鈴華にはこういった嫌みはまったくもって通用しない。
おそらく大事に大事に育てられてこれまで生きてきたに違いない。
人を疑うことを知らない真っ白な箱入り娘だ。
それは良い意味でもあり、同時に悪い意味でもあるのだ。
なんの苦労もしらないお嬢様。
普通だったら大して気にしないのだが付きまとわれるとそれすらも腹立たしく感じてしまう。

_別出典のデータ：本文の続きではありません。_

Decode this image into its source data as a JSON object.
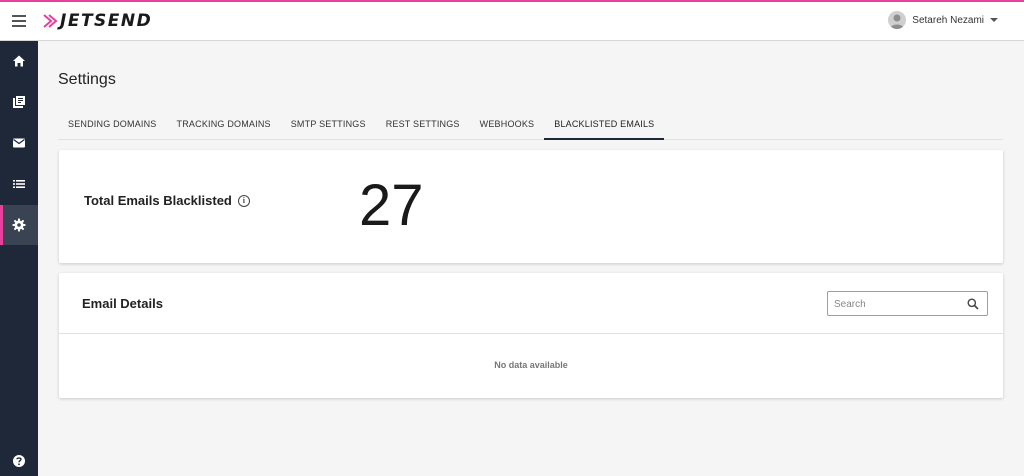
{
  "brand": {
    "name": "JETSEND",
    "accent_color": "#e6409c",
    "sidebar_color": "#1e2838"
  },
  "header": {
    "user_name": "Setareh Nezami"
  },
  "sidebar": {
    "items": [
      {
        "icon": "home-icon"
      },
      {
        "icon": "library-icon"
      },
      {
        "icon": "mail-icon"
      },
      {
        "icon": "list-icon"
      },
      {
        "icon": "gear-icon",
        "active": true
      },
      {
        "icon": "help-icon"
      }
    ]
  },
  "page": {
    "title": "Settings"
  },
  "tabs": [
    {
      "label": "SENDING DOMAINS"
    },
    {
      "label": "TRACKING DOMAINS"
    },
    {
      "label": "SMTP SETTINGS"
    },
    {
      "label": "REST SETTINGS"
    },
    {
      "label": "WEBHOOKS"
    },
    {
      "label": "BLACKLISTED EMAILS",
      "active": true
    }
  ],
  "summary": {
    "label": "Total Emails Blacklisted",
    "count": "27"
  },
  "details": {
    "title": "Email Details",
    "search_placeholder": "Search",
    "empty_message": "No data available"
  }
}
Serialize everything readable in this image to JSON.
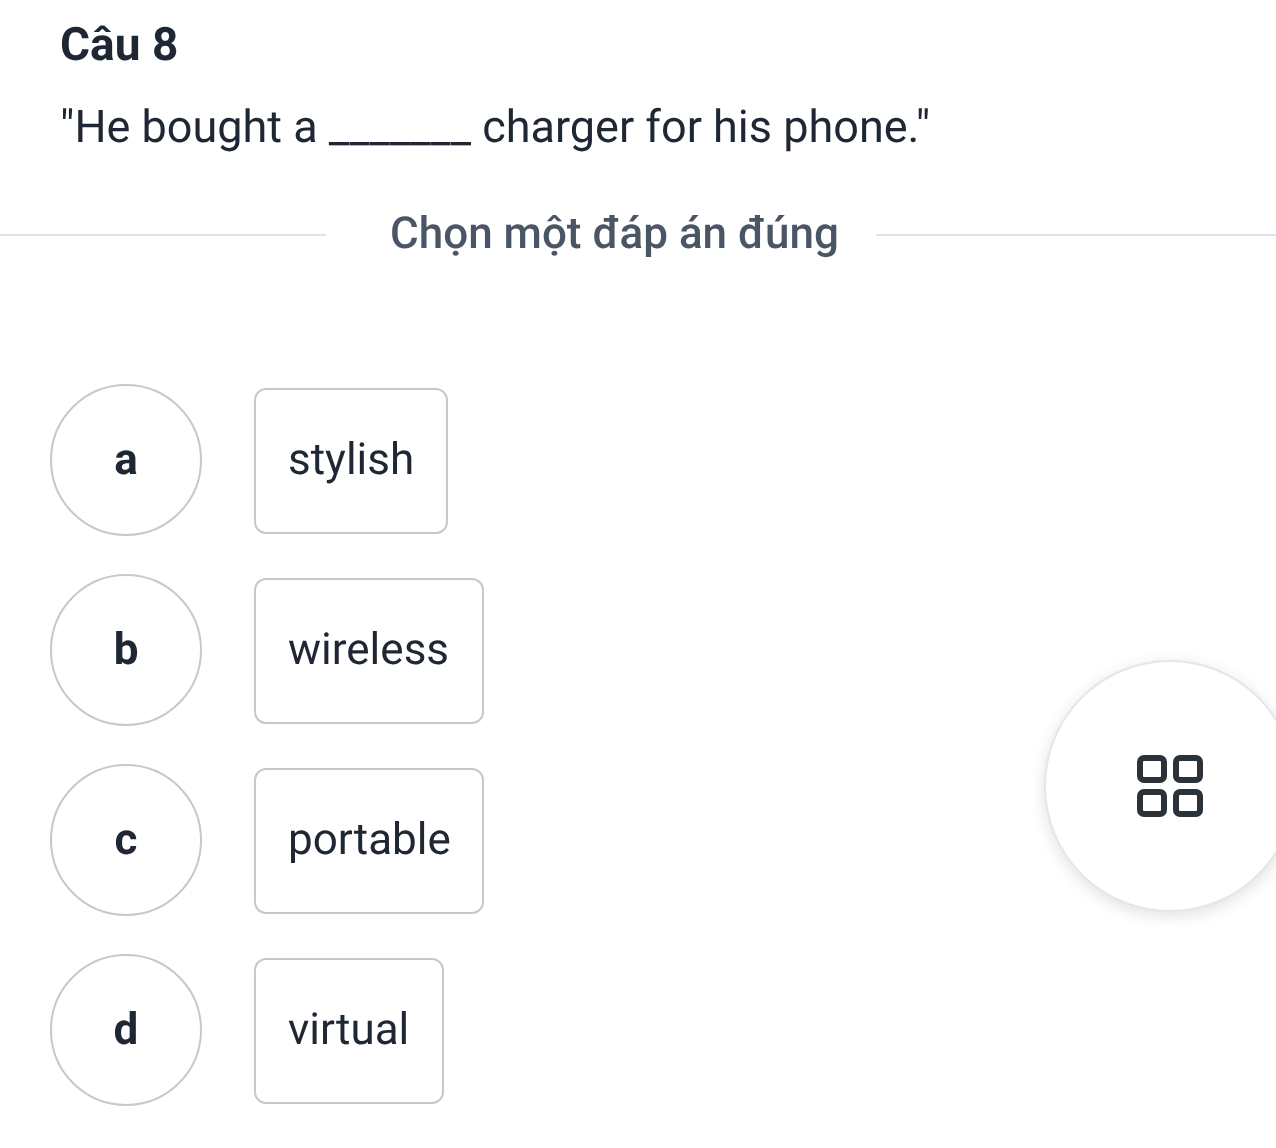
{
  "question": {
    "title": "Câu 8",
    "text": "\"He bought a _______ charger for his phone.\""
  },
  "instruction": "Chọn một đáp án đúng",
  "options": [
    {
      "letter": "a",
      "text": "stylish"
    },
    {
      "letter": "b",
      "text": "wireless"
    },
    {
      "letter": "c",
      "text": "portable"
    },
    {
      "letter": "d",
      "text": "virtual"
    }
  ]
}
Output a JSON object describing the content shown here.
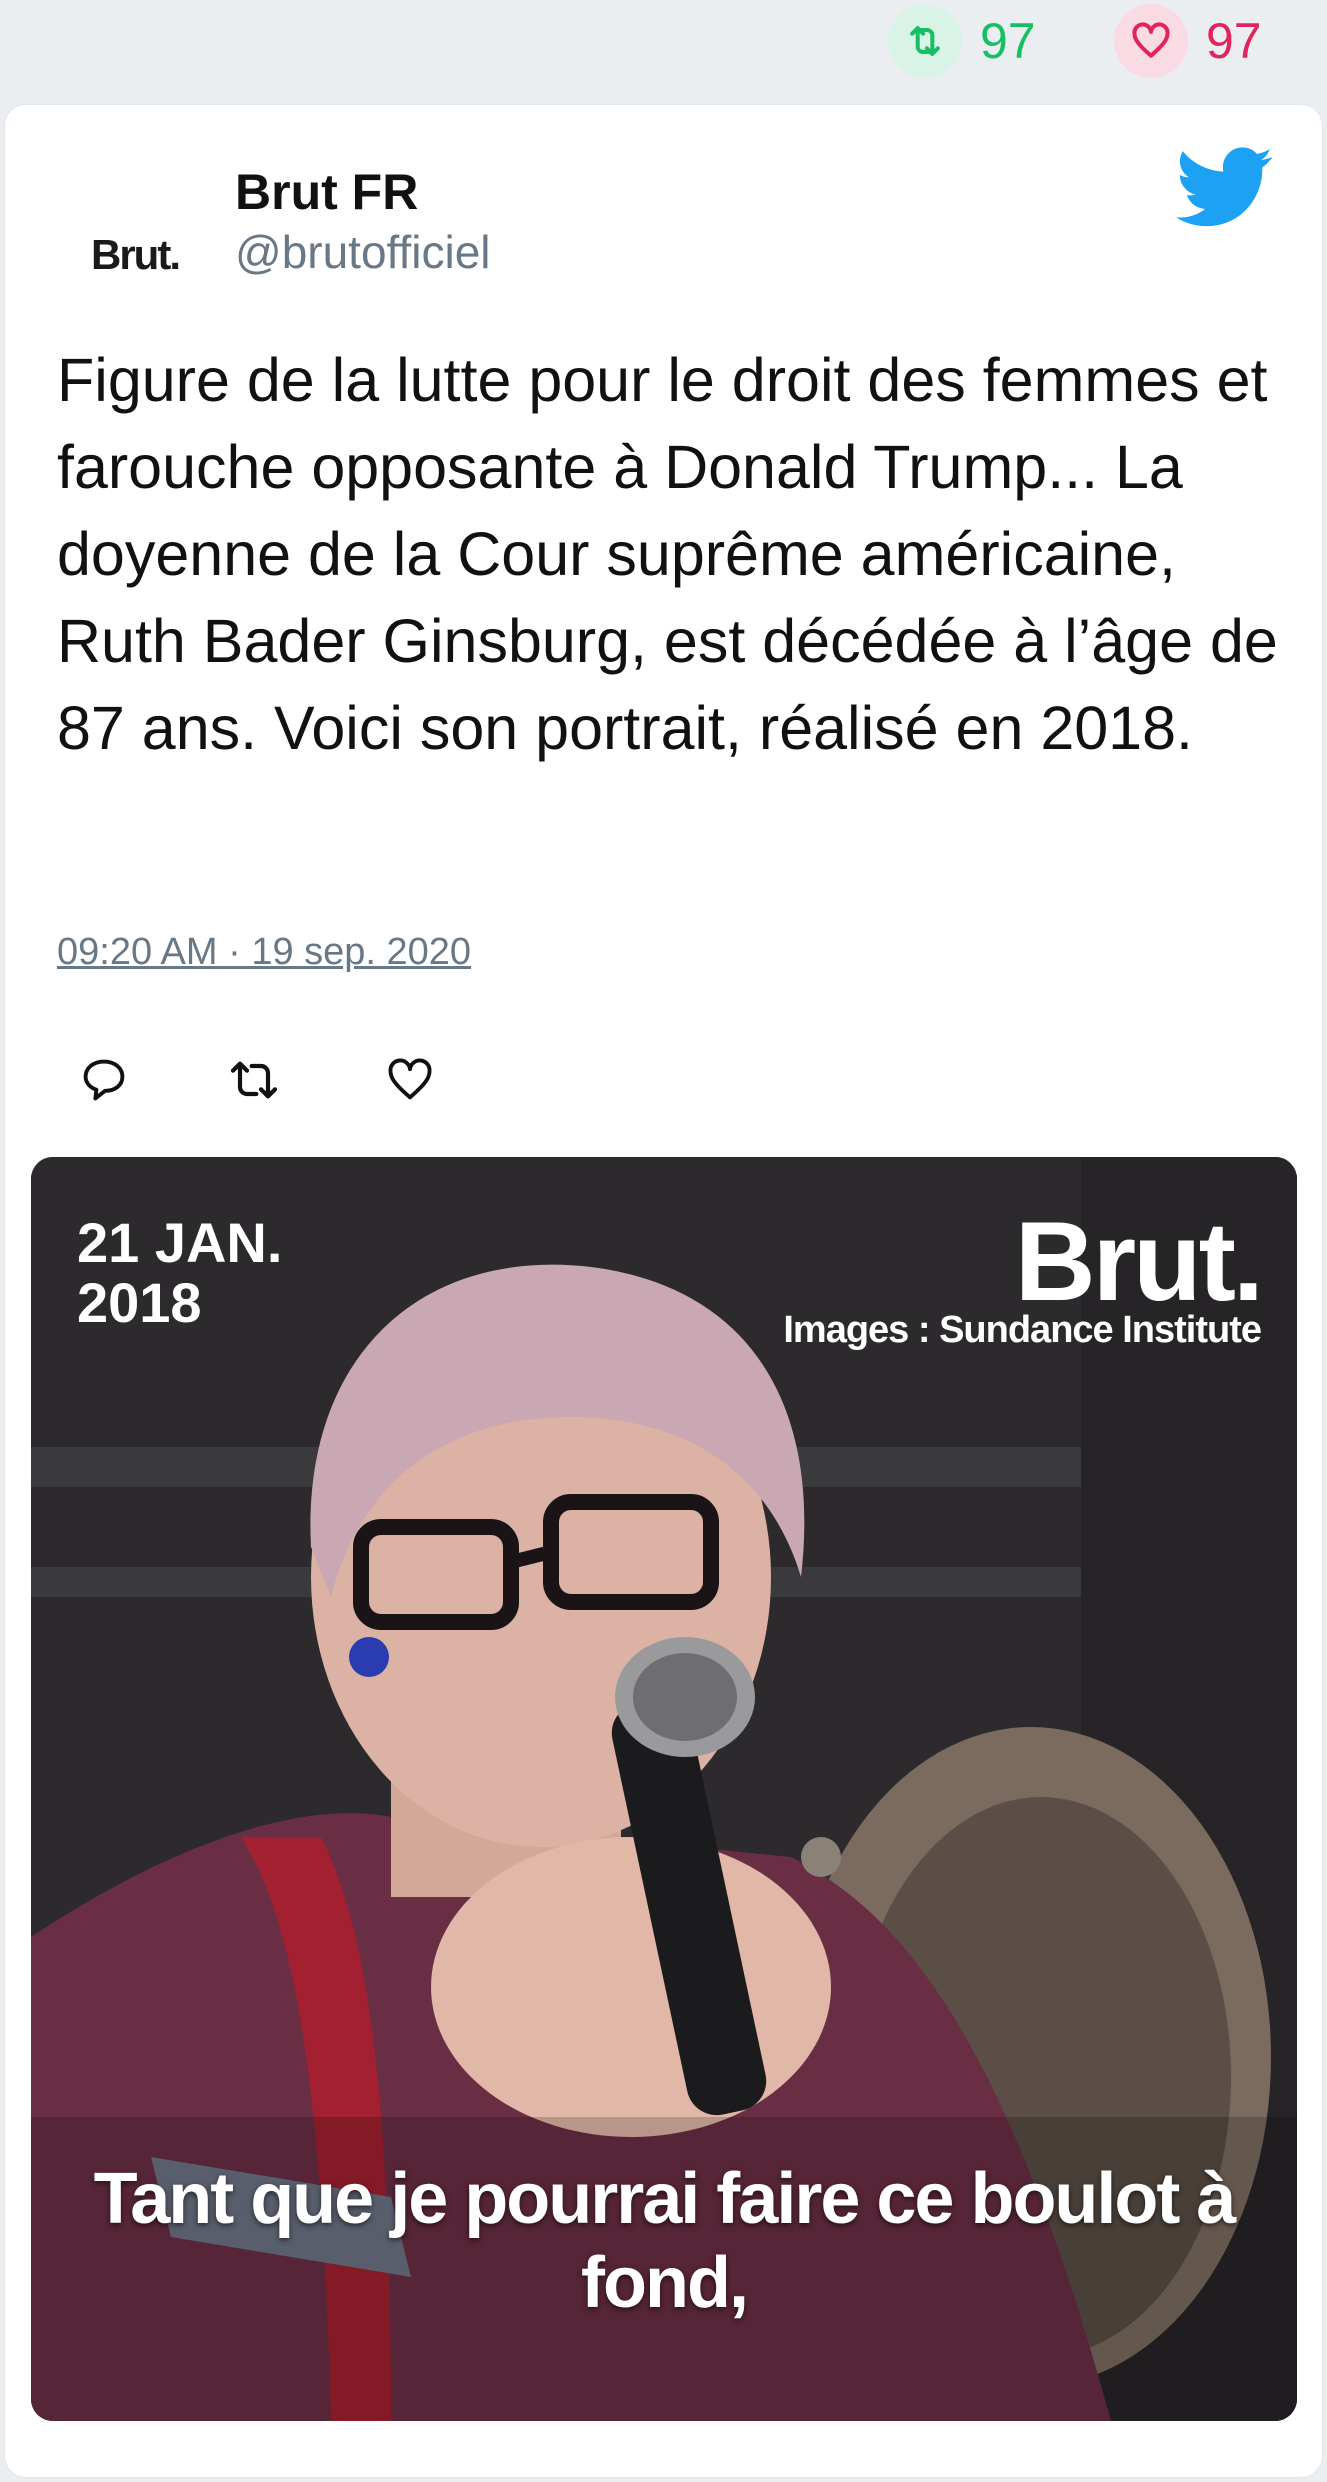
{
  "stats": {
    "retweet_count": "97",
    "like_count": "97",
    "retweet_color": "#17bf63",
    "like_color": "#e0245e"
  },
  "tweet": {
    "avatar_text": "Brut.",
    "author_name": "Brut FR",
    "author_handle": "@brutofficiel",
    "platform_icon": "twitter-bird-icon",
    "text": "Figure de la lutte pour le droit des femmes et farouche opposante à Donald Trump... La doyenne de la Cour suprême américaine, Ruth Bader Ginsburg, est décédée à l’âge de 87 ans. Voici son portrait, réalisé en 2018.",
    "timestamp": "09:20 AM · 19 sep. 2020",
    "actions": [
      "reply-icon",
      "retweet-icon",
      "like-icon"
    ]
  },
  "media": {
    "date_line": "21 JAN. 2018",
    "brand": "Brut.",
    "credit": "Images : Sundance Institute",
    "subtitle": "Tant que je pourrai faire ce boulot à fond,"
  }
}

好きだという、そんな冗談はいいから早急にでも諦めて去ってほしい。
そんなことを思うのは彼女にとって非情なことだが、そう思わざるを得なかった。
そんなこんなであっという間に休憩時間となり、陸斗は大きくため息をつく。
軍手を外し、ポケットに入れると被っていたヘルメットを地面に置き、現場から離れていく。
もちろん鈴華も後ろについてくる。
工事現場に歩きにくいミュールで来るのはいつ見ても呆れてしまう。
陸斗はあからさまにため息をつくと、現場近くの公園まで歩き、ベンチに腰かける。
そしてポケットに入れていた煙草を取り出すと、荒々しく煙を吐き出した。
「陸斗ー!」
前方から片手を軽く上げ近づいてくる金に近い茶髪をした男。
その男に軽く手を振り返すと男ははにかむように笑い、鈴華とは反対側に思い切り腰掛けてきた。